NASA's rover Opportunity has made the first stop inside a huge Martian crater and is ready to carry out the first science experiments.
Ground controllers planned to send commands late in the day to the six-wheel robot to examine bright rock layers arranged like a bathtub ring within Victoria Crater. Results on how the rover fared were expected Friday, said John Callas, the rover project manager at NASA's Jet Propulsion Laboratory in Pasadena, California.
Mission managers wanted to delay the science operations because of a power outage at one of the international network of antennas that communicates with interplanetary spacecraft. But they changed their minds after they secured another antenna.

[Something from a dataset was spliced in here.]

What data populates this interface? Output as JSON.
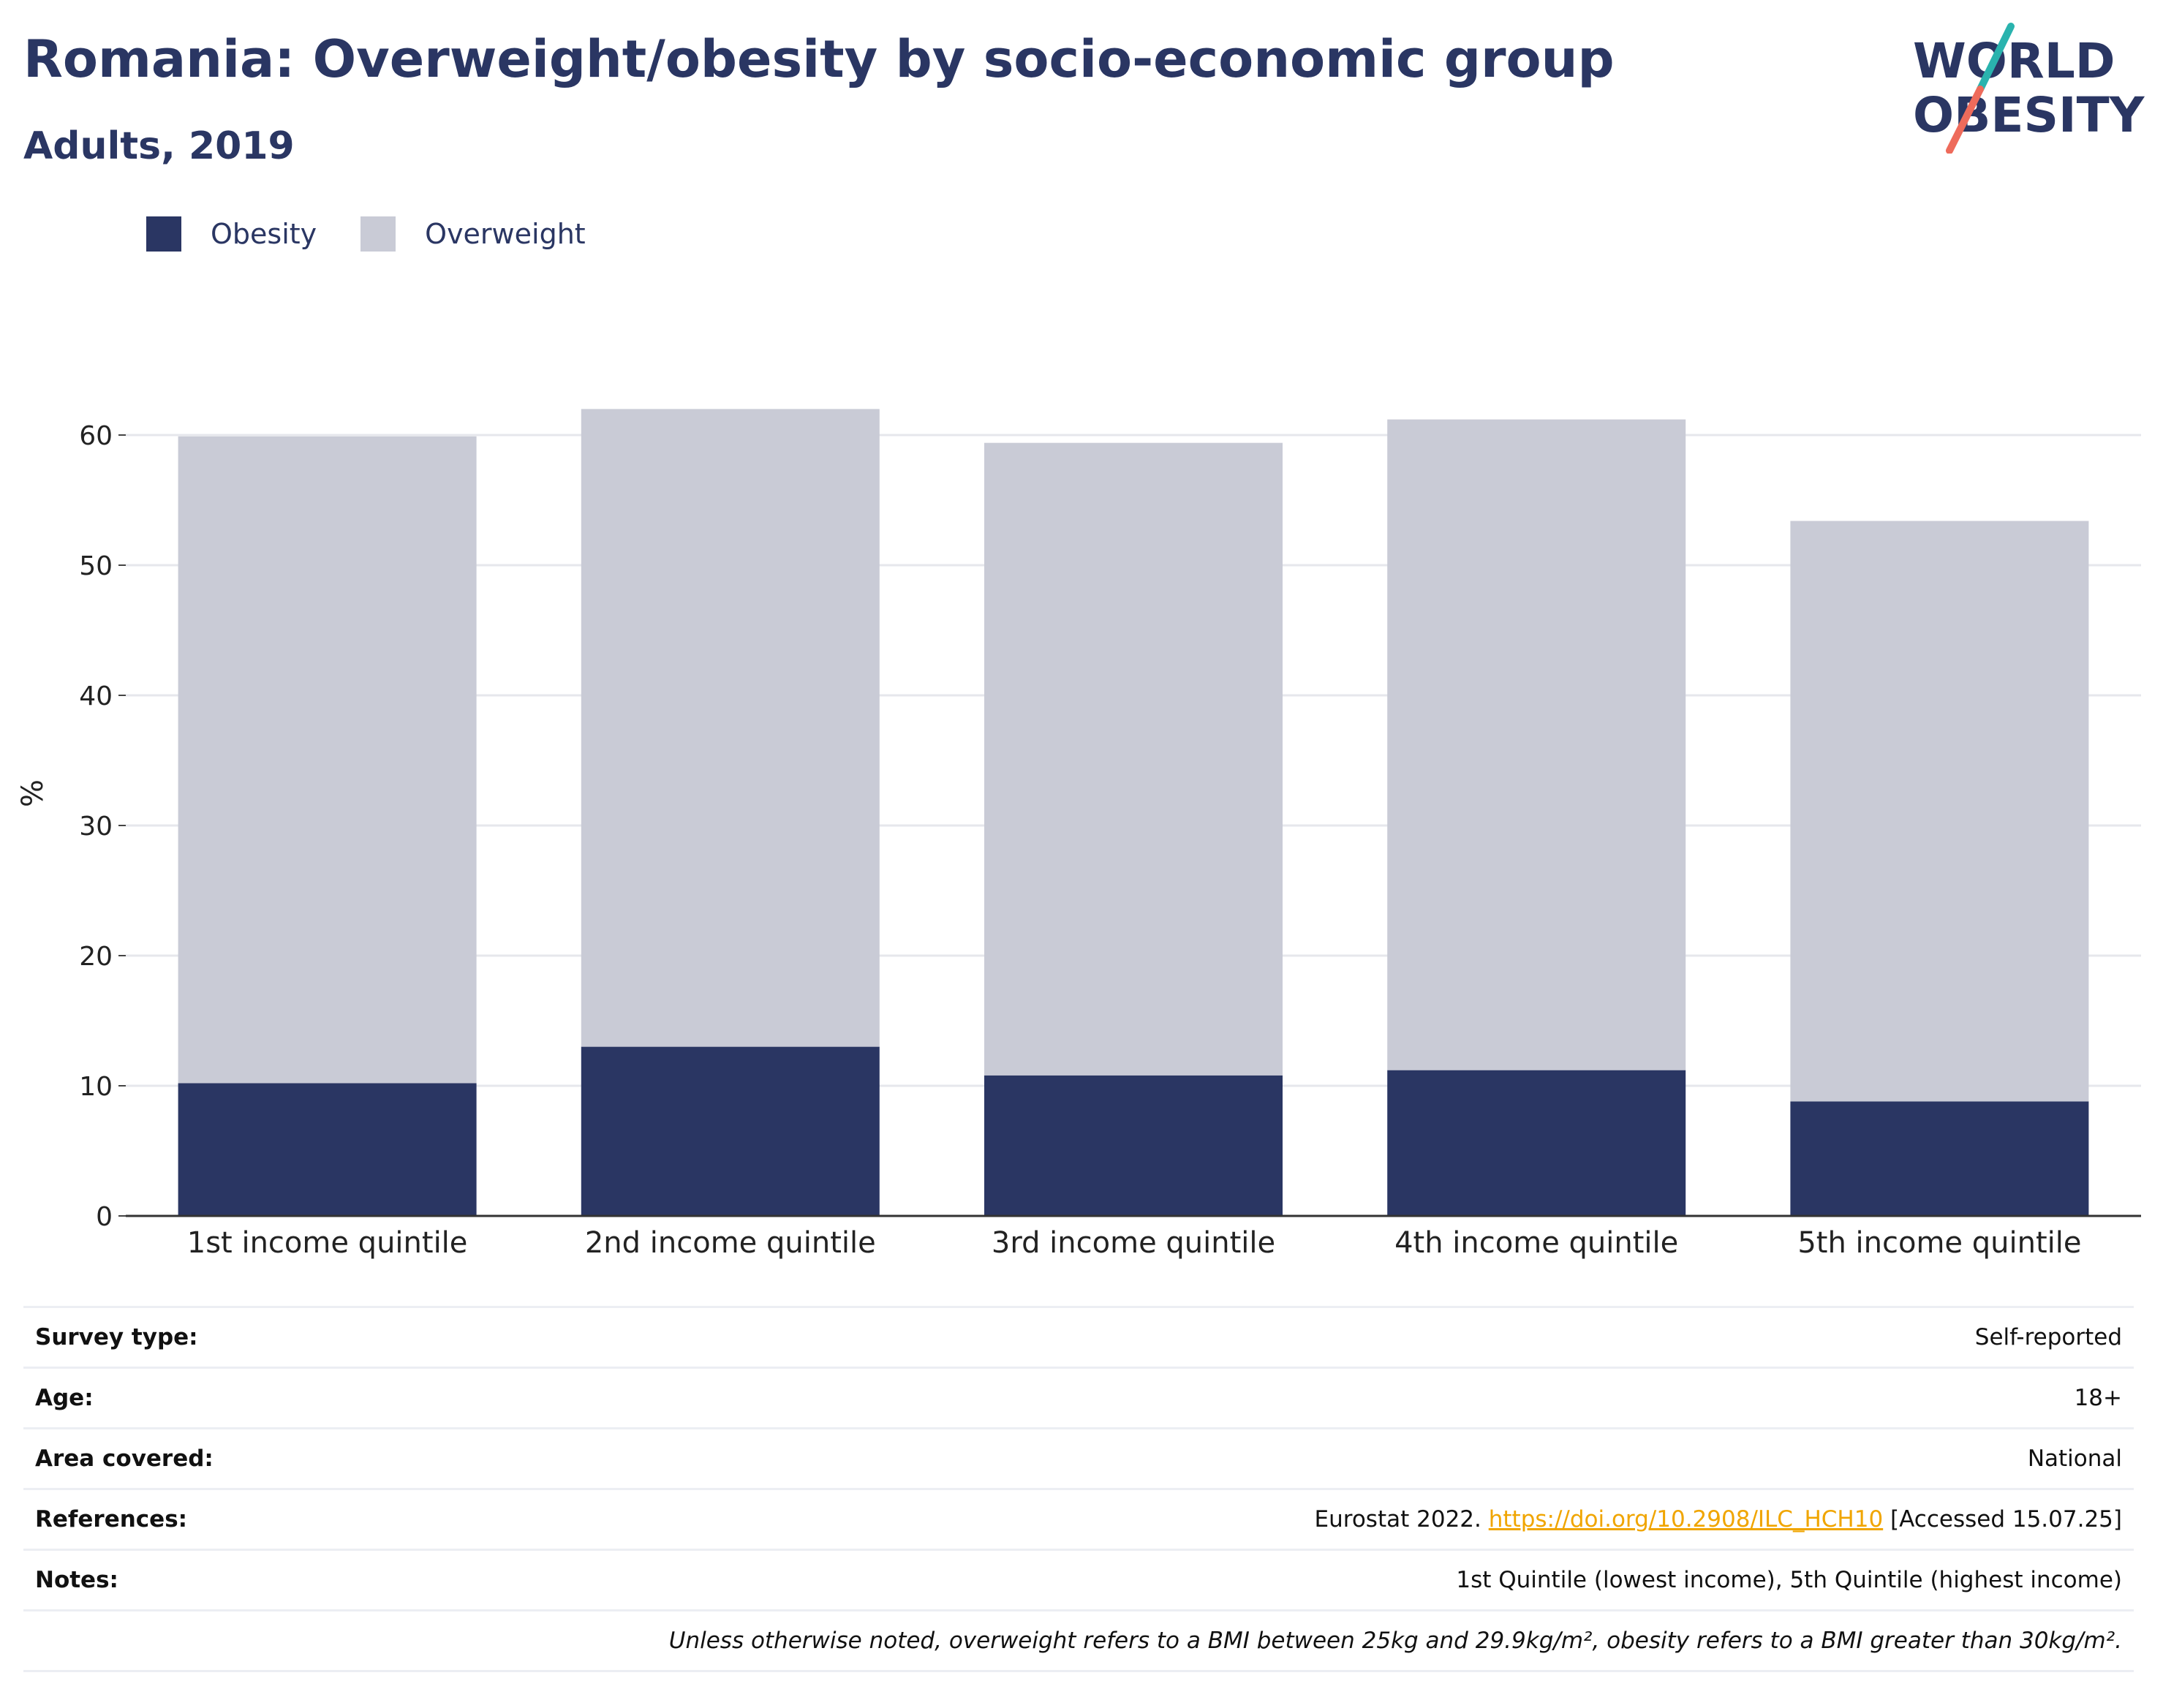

Opportunity rolled to the crater lip last month and began a calculated descent down the inner wall toward a shiny band of bedrock that scientists believe may be part of an ancient Martian surface. After a series of three drives, the rover parked itself 40 feet (12.2 meters) below the rim at a 25-degree tilt - the steepest angle it has encountered since landing on the planet.
Opportunity's first task will be to use the tools on its robotic arm to touch and drill into the rock slab. Mission scientists expect it to stay in place for at least a week before scaling farther down the crater to sample other rocks.
"We're going to take our time collecting the data," principal investigator Steve Squyres of Cornell University said in an e-mail. "We invested way too much effort in getting here to blow it by being hasty."
Opportunity and its twin Spirit have outlasted their original, three-month mission since parachuting to opposite sides of Mars in 2004. The solar-powered rovers recently survived a raging dust storm that forced them to go into sleep mode to conserve energy.
Spirit is currently exploring a plateau called Home Plate for evidence of volcanism. Though Martian winter is still seven months away, mission managers have started looking for a safe spot for Spirit to retreat to.